If you go back a couple of generations in any Jewish family you will find tragedy, and this one was no different. German-born David Katz lost his parents and the rest of his family in the Holocaust and spent the war in hiding. When the Nazis were defeated, he was adopted by his family in the USA.
He, and one of his sisters, Renee, had tracked down family members from all over the US and beyond, including several who had been born in Europe and later fled across the Atlantic.
There was Bella, who had survived by adopting the identity of a Polish Catholic. Because she did not have any documents including her real name, she continued to live as a Catholic after the Second World War and even enrolled in a nunnery. Later, when her mother, who had also survived the war, saw a photo of Bella in her nun’s habit, she apparently passed out on the spot.

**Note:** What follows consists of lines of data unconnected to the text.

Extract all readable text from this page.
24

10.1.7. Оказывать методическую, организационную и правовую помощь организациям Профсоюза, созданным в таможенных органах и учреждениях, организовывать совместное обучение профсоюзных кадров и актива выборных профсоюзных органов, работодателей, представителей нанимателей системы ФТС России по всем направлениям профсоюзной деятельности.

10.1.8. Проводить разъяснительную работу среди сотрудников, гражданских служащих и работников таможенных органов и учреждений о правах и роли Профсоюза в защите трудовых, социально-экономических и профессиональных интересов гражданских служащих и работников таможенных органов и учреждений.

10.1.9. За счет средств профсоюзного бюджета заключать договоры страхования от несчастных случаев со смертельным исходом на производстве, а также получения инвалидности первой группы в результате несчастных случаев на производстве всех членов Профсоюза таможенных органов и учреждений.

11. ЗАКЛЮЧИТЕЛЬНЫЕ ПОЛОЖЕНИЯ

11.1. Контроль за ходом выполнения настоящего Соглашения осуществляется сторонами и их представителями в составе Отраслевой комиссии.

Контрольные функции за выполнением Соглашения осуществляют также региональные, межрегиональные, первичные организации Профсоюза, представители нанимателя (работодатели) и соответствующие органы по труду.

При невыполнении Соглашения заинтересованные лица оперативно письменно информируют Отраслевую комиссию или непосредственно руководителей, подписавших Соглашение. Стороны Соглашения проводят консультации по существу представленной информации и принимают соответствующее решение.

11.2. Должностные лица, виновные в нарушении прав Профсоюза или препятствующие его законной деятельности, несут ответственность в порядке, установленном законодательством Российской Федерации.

There were other family legends. Uncle Julio had run away from his own barmitzvah; another family member had married his own first cousin.
At times it was hard for the viewer to know who was related to who, but then neither could some of the family members. Everyone was trying to work out whether their aunt’s first cousin’s second wife’s nephew was actually married to their sister’s brother-in-law, Howard, or perhaps that was Morrie from Wisconsin?
As is the case with any family group of American Jews interacting on-screen, there was always the sense that at any moment Larry David would appear and say something inappropriate.
Regrettably this did not happen, although Renee, who seemed to be the driving force behind the project, was happy to tell everyone that she could not bend over to pick up her earring because “my pants are too tight”.
Comedy and poignancy were delicately balanced. Tearful reunions were mixed with those deliciously awkward moments where people were obviously attempting to work out who they were talking to, and indeed why.
Claude, who had travelled from Barcelona, last had contact with the family when he was 10 years old. He said his overriding feeling was regret that he had missed out on a lifetime of contact with his family. Everyone sought some significance from the discovery of where they actually fitted in to the family’s history, including one woman who confessed she had never seen the point of looking back until he attended the reunion.
Clearly the experience had been a profound and uplifting one for David and Renee, as well as for the man who sat wistfully in the lobby of the hotel at the end of the event.
“Looks like we ran out of people to say goodbye to,” he said.